1. a) Aus Art. 3 Abs. 1 GG in Verbindung mit dem in Art. 20 Abs. 3 GG allgemein verankerten Rechtsstaatsprinzip folgt das Gebot einer weitgehenden Angleichung der Situation von Bemittelten und Unbemittelten bei der Verwirklichung des Rechtsschutzes (vgl. BVerfGE 78, 104 <117 f.>; 81, 347 <356>). So darf die "hinreichende Aussicht auf Erfolg" des Rechtsschutzbegehrens im Sinne des § 114 ZPO nicht unter Beantwortung schwieriger, bislang nicht geklärter Rechtsfragen verneint werden. Dadurch würde der unbemittelten Partei im Gegensatz zur bemittelten die Möglichkeit genommen, ihren Rechtsstandpunkt im Hauptsacheverfahren darzustellen und gegebenenfalls von dort aus in die höhere Instanz zu bringen (vgl.

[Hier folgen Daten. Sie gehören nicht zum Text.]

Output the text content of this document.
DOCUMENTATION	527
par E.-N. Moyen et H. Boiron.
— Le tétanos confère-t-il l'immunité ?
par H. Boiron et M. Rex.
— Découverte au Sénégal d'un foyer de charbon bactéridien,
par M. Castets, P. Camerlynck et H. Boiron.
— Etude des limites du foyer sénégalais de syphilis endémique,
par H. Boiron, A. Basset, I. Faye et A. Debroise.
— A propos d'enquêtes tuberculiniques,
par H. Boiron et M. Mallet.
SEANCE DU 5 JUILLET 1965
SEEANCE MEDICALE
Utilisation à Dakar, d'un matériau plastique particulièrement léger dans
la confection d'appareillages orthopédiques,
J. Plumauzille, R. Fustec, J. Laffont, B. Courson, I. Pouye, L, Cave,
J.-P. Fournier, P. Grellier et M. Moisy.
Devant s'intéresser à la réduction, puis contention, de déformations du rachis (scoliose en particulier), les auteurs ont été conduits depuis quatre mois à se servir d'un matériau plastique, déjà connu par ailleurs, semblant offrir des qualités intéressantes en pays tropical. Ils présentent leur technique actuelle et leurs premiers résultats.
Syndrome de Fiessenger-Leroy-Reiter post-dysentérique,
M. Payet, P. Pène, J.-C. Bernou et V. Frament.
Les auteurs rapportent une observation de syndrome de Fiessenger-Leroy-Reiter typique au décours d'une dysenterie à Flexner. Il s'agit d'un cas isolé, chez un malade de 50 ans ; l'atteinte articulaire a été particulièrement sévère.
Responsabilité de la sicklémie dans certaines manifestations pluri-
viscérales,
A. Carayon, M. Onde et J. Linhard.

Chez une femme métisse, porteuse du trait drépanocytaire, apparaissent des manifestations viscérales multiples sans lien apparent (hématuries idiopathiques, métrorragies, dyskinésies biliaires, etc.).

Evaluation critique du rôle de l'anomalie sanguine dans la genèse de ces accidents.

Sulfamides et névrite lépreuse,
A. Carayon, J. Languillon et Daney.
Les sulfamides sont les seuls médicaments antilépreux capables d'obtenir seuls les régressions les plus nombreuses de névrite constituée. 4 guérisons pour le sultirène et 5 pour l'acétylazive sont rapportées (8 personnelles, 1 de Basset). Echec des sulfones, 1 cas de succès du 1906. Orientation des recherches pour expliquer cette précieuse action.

BVerfGE 81, 347 <357 ff.>).

b) Diese Grundsätze werden durch den angegriffenen Beschluss des Kammergerichts verletzt. Die von der Beschwerdeführerin beabsichtigte Klage auf Schadenersatz wirft schwierige, bislang nicht geklärte Rechtsfragen auf. Nach der maßgeblichen Rechtsauffassung des Kammergerichts wäre ein vertraglicher Schadenersatzanspruch nicht verjährt, wenn der Fristlauf nicht gemäß § 475 Nr. 3 ZGB bereits mit der objektiv bestehenden Möglichkeit der Geltendmachung des Anspruchs begonnen hätte, sondern in analoger Anwendung des § 475 Nr. 2 Satz 1 ZGB erst mit Erlangung der Kenntnis von Schaden und Schädiger durch die Beschwerdeführerin. Der Bundesgerichtshof hat in einem Urteil vom 3. Mai 1994 offen gelassen, ob § 475 Nr. 2 Satz 1 ZGB auf vertragliche Schadenersatzansprüche wegen Gesundheitsschäden analog anzuwenden ist, wie dies in der Rechtsliteratur der ehemaligen DDR erwogen wurde (vgl. BGHZ 126, 87 <96>). Diese schwierige Rechtsfrage ist danach in der höchstrichterlichen Rechtsprechung noch nicht geklärt. Wie sie zu entscheiden ist, muss dem Verfahren in der Hauptsache vorbehalten bleiben. Daher durfte das Kammergericht diese Rechtsfrage nicht im Prozesskostenhilfeverfahren entscheiden.

Von einer weiteren Begründung wird abgesehen.

2. Die Entscheidung über die Erstattung der notwendigen Auslagen der Beschwerdeführerin folgt aus § 34 a Abs. 2 BVerfGG.

Diese Entscheidung ist unanfechtbar.